Mas esses rallies desapareceram. O euro, que ultrapassou os 1,10 dólares durante o verão, caiu para 1,05 dólares, à medida que a economia da zona euro estagna e as preocupações com a sustentabilidade da dívida nas frágeis economias do sul, como a Itália, ressurgem.
Muitos investidores ainda esperam que a sequência de décadas de vitórias do dólar, que o deixou pelo menos 10% sobrevalorizado segundo muitas estimativas, esteja chegando ao fim.
Um fator poderá ser o enfraquecimento do crescimento americano.
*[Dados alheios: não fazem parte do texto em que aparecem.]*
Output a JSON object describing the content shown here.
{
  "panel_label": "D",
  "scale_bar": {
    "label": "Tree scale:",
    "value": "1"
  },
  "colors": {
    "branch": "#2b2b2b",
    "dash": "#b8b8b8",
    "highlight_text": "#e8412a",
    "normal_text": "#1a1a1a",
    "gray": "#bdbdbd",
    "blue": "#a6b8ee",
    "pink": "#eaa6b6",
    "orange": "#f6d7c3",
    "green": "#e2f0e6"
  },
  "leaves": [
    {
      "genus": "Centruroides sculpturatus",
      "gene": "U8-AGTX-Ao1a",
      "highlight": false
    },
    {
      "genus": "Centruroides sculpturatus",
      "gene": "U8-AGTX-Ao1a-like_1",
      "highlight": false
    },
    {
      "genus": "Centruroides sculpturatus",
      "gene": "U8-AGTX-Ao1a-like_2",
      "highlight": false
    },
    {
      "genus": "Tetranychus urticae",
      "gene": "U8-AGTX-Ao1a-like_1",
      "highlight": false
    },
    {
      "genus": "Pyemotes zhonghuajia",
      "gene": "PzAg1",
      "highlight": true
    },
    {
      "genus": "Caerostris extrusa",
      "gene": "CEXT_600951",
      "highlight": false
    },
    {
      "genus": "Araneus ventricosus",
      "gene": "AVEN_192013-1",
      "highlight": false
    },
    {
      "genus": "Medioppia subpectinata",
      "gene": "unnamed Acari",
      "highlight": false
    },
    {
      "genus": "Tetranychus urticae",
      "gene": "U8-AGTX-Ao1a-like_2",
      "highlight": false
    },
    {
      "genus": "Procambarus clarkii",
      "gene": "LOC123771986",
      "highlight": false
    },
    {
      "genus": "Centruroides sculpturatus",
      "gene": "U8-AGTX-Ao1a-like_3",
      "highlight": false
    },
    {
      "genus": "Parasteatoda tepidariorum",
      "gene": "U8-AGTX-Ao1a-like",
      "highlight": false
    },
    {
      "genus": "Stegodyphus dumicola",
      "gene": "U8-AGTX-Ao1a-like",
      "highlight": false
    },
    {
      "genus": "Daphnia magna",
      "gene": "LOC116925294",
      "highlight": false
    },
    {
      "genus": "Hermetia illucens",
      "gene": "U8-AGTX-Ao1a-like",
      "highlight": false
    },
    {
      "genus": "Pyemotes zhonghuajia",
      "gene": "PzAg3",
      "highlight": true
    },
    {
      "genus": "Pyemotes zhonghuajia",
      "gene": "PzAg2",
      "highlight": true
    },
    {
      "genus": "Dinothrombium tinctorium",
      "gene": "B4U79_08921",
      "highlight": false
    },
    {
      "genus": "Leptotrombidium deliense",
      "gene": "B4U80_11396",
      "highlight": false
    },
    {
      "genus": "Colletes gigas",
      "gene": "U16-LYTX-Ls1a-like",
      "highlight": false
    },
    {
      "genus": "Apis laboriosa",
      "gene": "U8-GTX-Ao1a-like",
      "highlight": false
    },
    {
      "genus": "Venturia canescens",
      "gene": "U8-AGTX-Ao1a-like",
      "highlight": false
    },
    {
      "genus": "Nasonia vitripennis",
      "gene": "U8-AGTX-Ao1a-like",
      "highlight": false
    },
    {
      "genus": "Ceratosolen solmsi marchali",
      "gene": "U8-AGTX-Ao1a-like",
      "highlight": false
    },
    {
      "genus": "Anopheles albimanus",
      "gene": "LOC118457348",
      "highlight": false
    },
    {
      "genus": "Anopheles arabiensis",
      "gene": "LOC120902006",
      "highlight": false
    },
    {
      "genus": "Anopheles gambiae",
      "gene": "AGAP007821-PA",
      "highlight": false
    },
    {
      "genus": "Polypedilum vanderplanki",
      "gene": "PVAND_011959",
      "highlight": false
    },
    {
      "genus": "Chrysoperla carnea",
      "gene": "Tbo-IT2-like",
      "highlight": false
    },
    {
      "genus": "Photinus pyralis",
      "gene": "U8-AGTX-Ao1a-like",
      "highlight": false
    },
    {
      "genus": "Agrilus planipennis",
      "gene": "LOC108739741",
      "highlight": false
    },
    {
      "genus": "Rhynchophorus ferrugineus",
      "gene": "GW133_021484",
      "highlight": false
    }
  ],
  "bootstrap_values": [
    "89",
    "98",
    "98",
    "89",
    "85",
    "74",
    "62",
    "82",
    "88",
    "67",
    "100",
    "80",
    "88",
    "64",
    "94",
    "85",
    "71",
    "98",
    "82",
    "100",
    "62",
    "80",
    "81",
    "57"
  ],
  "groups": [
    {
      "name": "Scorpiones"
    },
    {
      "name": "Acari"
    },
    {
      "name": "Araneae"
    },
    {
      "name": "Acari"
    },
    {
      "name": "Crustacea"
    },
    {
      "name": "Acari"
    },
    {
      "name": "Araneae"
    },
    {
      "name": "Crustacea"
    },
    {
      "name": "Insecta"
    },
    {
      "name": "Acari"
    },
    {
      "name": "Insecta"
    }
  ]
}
Os consumidores dos EUA têm esgotados os seus mais de US$ 2 bilhões em poupanças da era da pandemia e espera-se que a retomada dos pagamentos de empréstimos estudantis prejudique ainda mais o consumo. A taxa de desemprego, embora ainda perto de mínimas históricas, tem aumentado.
O crescimento dos EUA provavelmente ficará alinhado com o do resto do mundo em 2024, disse Luca Paolini, estrategista-chefe da Pictet Asset Management. A recente recuperação do dólar é “o último grito antes de um declínio significativo no próximo ano”, disse ele.